Received 4 July 2011; Accepted 17 August 2011

Academic Editor: Ali Guermazi

Copyright © 2011 Andrea Donovan et al. This is an open access article distributed under the Creative Commons Attribution License, which permits unrestricted use, distribution, and reproduction in any medium, provided the original work is properly cited.
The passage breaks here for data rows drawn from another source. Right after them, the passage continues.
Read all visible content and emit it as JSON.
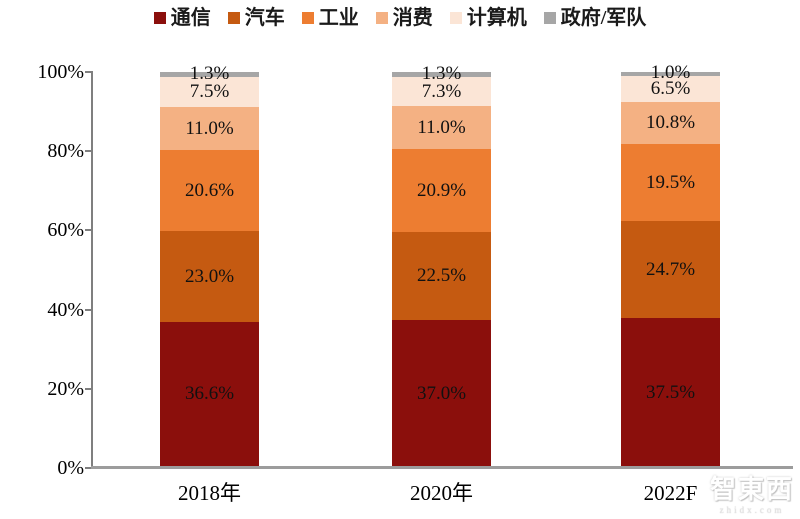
{
  "watermark": {
    "brand": "智東西",
    "domain": "zhidx.com"
  },
  "chart_data": {
    "type": "bar",
    "variant": "stacked-percent-column",
    "title": "",
    "xlabel": "",
    "ylabel": "",
    "categories": [
      "2018年",
      "2020年",
      "2022F"
    ],
    "series": [
      {
        "name": "通信",
        "color": "#8B0F0C",
        "values": [
          36.6,
          37.0,
          37.5
        ]
      },
      {
        "name": "汽车",
        "color": "#C55A11",
        "values": [
          23.0,
          22.5,
          24.7
        ]
      },
      {
        "name": "工业",
        "color": "#ED7D31",
        "values": [
          20.6,
          20.9,
          19.5
        ]
      },
      {
        "name": "消费",
        "color": "#F4B183",
        "values": [
          11.0,
          11.0,
          10.8
        ]
      },
      {
        "name": "计算机",
        "color": "#FBE5D6",
        "values": [
          7.5,
          7.3,
          6.5
        ]
      },
      {
        "name": "政府/军队",
        "color": "#A6A6A6",
        "values": [
          1.3,
          1.3,
          1.0
        ]
      }
    ],
    "y_ticks": [
      "0%",
      "20%",
      "40%",
      "60%",
      "80%",
      "100%"
    ],
    "ylim": [
      0,
      100
    ],
    "grid": false,
    "legend_position": "top",
    "data_label_format": "{value}%",
    "axis_color": "#7f7f7f"
  }
}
The purpose of this study was to investigate the association of aortic arch calcification, a surrogate marker of atherosclerosis, with rotator cuff tendinosis and tears given the hypothesis that decreased tendon vascularity is a contributing factor in the etiology of tendon degeneration. A retrospective review was performed to identify patients ages 50 to 90 years who had a shoulder MRI and a chest radiograph performed within 6 months of each other. Chest radiographs and shoulder MRIs from 120 patients were reviewed by two sets of observers blinded to the others' conclusions. Rotator cuff disease was classified as tendinosis, partial thickness tear, and full thickness tear. The presence or absence of aortic arch calcification was graded and compared with the MRI appearance of the rotator cuff. The tendon tear grading was positively correlated with patient age. However, the tendon tear grading on MRI was not significantly correlated with the aorta calcification scores on chest radiographs. Furthermore, there was no significant correlation between aorta calcification severity and tendon tear grading. In conclusion, rotator cuff tears did not significantly correlate with aortic calcification severity. This suggests that tendon ischemia may not be associated with the degree of macrovascular disease.